5. Device Binding Conditions (Beta) — Smarter Scheduling Decisions
Improving scheduling reliability is a core goal for DRA, and Device Binding Conditions (now beta) deliver exactly that. Previously, the scheduler could allocate a device that later fails to bind due to real-time constraints. With this feature, you can define conditions that must be satisfied before a device is considered “bound” to a pod — such as driver readiness or network connectivity checks. If conditions aren’t met, the scheduler backtracks and reconsiders other devices. This reduces scheduling failures and retries, improving cluster stability. It also supports complex multi-device configurations where interdependencies must be validated ahead of time. For administrators managing large fleets, this reduces operational overhead and ensures workloads land on truly available hardware.

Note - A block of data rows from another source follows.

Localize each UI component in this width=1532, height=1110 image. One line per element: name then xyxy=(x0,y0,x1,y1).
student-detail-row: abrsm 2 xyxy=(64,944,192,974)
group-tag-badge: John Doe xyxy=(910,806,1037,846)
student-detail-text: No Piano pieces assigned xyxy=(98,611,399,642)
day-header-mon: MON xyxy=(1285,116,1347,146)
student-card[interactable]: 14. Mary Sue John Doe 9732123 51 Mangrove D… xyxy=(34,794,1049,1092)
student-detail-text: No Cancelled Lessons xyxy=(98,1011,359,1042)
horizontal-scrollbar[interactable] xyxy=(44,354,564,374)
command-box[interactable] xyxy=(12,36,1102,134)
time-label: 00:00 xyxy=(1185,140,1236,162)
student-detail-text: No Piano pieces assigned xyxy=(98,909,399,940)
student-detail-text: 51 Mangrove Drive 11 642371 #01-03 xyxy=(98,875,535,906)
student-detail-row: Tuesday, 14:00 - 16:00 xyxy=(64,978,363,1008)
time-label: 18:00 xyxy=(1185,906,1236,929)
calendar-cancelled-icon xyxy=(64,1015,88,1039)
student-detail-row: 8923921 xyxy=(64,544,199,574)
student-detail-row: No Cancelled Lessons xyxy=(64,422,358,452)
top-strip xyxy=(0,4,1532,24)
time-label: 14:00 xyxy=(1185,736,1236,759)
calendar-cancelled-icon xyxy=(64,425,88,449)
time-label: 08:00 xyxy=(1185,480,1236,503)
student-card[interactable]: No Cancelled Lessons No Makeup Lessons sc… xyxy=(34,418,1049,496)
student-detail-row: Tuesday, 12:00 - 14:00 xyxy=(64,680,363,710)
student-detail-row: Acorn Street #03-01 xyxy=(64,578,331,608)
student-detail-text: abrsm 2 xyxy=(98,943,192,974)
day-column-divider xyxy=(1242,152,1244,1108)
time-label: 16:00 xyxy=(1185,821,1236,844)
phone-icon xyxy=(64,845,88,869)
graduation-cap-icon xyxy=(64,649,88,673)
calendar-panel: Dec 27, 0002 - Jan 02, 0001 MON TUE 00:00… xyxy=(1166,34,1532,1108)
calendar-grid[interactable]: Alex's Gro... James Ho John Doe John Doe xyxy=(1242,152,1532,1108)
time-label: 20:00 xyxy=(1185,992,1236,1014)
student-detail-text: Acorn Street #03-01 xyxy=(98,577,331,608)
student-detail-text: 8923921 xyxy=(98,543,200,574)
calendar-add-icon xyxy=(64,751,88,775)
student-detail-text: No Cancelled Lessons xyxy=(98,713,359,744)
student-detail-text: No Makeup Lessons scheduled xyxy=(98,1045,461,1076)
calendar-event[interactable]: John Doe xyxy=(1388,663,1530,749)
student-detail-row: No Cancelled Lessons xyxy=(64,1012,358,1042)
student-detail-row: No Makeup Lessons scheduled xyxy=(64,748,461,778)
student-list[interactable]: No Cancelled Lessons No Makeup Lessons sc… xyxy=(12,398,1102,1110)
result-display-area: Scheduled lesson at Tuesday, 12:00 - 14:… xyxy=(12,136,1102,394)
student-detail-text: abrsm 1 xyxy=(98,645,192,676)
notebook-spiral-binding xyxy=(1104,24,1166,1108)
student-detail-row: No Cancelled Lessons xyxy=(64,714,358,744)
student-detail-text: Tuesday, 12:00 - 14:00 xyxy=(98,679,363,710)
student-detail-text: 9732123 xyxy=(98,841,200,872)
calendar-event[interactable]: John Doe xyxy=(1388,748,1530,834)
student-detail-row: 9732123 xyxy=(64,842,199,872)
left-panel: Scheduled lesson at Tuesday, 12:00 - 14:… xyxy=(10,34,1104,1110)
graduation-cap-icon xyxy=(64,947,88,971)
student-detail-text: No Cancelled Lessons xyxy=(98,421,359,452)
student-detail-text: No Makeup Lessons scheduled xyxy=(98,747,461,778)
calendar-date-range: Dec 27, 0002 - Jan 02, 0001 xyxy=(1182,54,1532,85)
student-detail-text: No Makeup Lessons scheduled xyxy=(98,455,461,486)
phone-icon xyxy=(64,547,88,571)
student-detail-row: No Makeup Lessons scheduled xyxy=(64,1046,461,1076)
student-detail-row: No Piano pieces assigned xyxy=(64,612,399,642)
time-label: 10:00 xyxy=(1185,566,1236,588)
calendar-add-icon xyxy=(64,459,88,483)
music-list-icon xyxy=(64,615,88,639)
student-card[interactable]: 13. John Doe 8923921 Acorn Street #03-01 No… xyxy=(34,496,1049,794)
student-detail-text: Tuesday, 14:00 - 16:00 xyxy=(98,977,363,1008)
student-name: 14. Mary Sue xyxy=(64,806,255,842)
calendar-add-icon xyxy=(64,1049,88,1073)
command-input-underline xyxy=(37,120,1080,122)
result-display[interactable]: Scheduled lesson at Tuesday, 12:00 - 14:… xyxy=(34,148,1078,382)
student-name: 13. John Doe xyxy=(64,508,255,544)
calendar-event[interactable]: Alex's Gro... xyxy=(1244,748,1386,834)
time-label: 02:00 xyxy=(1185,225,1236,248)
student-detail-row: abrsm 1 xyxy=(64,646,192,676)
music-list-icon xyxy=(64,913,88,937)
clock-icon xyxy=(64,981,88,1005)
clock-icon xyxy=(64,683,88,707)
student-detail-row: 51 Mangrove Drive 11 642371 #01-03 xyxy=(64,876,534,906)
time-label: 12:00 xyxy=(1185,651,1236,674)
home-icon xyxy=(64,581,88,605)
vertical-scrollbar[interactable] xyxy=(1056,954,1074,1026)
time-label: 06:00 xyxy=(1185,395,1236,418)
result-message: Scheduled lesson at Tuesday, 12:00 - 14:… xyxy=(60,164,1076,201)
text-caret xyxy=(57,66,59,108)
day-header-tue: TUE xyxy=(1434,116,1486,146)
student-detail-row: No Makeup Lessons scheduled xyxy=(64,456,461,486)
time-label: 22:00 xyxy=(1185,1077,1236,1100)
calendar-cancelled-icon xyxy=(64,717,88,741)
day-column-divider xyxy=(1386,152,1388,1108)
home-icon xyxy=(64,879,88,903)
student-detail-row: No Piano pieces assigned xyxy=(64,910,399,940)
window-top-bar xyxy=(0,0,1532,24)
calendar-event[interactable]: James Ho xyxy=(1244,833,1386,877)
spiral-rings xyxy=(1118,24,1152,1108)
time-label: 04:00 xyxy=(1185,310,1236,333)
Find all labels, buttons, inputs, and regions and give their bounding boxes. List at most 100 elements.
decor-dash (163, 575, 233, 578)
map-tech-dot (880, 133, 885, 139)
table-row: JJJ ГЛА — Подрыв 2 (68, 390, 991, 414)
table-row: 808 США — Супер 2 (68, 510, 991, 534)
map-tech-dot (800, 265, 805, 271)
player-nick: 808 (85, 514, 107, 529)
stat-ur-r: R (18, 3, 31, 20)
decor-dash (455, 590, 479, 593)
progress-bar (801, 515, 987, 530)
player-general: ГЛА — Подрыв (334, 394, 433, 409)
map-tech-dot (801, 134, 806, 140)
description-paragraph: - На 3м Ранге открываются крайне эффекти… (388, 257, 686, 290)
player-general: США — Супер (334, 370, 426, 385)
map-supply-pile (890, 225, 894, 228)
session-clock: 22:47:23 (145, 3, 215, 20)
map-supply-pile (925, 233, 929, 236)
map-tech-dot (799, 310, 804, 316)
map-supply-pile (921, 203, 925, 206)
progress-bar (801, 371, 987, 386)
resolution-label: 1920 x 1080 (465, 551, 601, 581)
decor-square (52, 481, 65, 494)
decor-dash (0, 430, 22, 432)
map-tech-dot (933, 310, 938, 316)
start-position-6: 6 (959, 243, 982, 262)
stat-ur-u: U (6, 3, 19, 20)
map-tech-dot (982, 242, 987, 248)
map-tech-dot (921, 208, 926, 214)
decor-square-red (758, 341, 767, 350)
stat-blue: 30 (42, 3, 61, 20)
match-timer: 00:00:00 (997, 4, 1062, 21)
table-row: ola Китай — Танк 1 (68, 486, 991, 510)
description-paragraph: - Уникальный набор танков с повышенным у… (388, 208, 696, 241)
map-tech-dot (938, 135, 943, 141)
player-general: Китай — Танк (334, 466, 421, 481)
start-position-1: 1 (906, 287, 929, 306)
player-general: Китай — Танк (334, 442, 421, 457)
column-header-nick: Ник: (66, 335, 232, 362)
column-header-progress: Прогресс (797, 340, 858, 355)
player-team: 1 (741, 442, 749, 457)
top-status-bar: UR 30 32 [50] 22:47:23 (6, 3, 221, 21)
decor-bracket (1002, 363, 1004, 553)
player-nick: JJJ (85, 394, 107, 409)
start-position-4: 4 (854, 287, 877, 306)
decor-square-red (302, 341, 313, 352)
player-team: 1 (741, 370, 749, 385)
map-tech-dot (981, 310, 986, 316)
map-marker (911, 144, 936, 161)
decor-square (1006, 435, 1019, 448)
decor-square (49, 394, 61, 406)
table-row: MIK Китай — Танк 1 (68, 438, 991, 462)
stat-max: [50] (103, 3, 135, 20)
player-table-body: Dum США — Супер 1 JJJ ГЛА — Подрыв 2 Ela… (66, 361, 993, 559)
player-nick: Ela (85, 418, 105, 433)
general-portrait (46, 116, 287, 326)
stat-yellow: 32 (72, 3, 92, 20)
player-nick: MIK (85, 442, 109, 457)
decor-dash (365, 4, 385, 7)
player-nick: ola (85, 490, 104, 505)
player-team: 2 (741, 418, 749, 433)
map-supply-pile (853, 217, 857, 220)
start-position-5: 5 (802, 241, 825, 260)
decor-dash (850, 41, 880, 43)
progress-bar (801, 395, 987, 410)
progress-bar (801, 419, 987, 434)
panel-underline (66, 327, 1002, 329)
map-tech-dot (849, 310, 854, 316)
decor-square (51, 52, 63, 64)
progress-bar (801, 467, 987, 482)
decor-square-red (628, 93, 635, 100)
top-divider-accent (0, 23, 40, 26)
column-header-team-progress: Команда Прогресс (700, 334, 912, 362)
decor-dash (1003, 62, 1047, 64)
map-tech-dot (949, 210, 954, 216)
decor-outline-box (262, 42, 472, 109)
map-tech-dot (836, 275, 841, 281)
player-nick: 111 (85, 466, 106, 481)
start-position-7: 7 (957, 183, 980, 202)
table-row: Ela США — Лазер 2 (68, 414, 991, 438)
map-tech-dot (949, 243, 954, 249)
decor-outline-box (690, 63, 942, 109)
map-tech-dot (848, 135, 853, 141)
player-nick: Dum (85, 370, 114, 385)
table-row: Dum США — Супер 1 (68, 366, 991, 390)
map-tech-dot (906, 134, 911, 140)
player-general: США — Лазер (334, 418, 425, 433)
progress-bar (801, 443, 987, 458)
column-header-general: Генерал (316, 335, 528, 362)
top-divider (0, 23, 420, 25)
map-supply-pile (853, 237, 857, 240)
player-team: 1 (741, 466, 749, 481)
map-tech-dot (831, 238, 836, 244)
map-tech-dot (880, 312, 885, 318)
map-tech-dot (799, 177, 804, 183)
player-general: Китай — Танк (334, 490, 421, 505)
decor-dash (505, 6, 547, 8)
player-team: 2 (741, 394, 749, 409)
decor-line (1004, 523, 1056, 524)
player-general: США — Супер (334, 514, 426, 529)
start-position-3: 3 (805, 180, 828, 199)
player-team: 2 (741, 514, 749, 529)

6. Expanding DRA Driver Ecosystem — More Hardware, More Flexibility
The power of DRA is only as good as its drivers. In v1.36, the driver ecosystem continues to expand beyond traditional compute accelerators like GPUs. New drivers now support networking hardware (e.g., SmartNICs, DPUs), storage accelerators, and even custom FPGA devices. This broadens DRA from a GPU-centric tool to a universal resource allocation framework. The community has also improved the driver development toolkit, making it easier for hardware vendors to create compliant drivers. With this diversity, platform engineers can standardize resource management across all specialized hardware types, reducing complexity and improving operational consistency. The result is a more hardware-agnostic Kubernetes infrastructure that adapts to evolving hardware roadmaps.
7. ResourceClaims in PodGroups — Coordinated Allocation for Workload Sets
Many distributed workloads — such as Ray clusters or MPI jobs — require resources to be allocated to multiple pods as a group. The new ResourceClaims in PodGroups feature (introduced in v1.36) allows you to define a set of ResourceClaims that must be allocated together to a group of pods. The scheduler ensures all claims are satisfied before launching any pod in the group, avoiding partial allocation deadlocks. This is particularly useful for tightly coupled workloads where all instances need identical hardware or need to communicate across dedicated interconnects. It simplifies orchestration and improves reliability for multi-pod workflows. This feature marks a critical step toward supporting complex batch and AI training jobs natively within Kubernetes.
Conclusion
Kubernetes v1.36 marks a maturation point for Dynamic Resource Allocation. From stable fallback lists to beta-grade device partitioning and group-level claim coordination, these features empower platform teams to manage specialized hardware with precision and confidence. The expanded driver ecosystem further ensures DRA becomes the go-to standard for resource abstraction. Whether you are piloting DRA or scaling it across thousands of nodes, these updates provide practical, real-world improvements that reduce complexity and boost efficiency. Dive into the official release notes to start experimenting with these capabilities today — your infrastructure will thank you.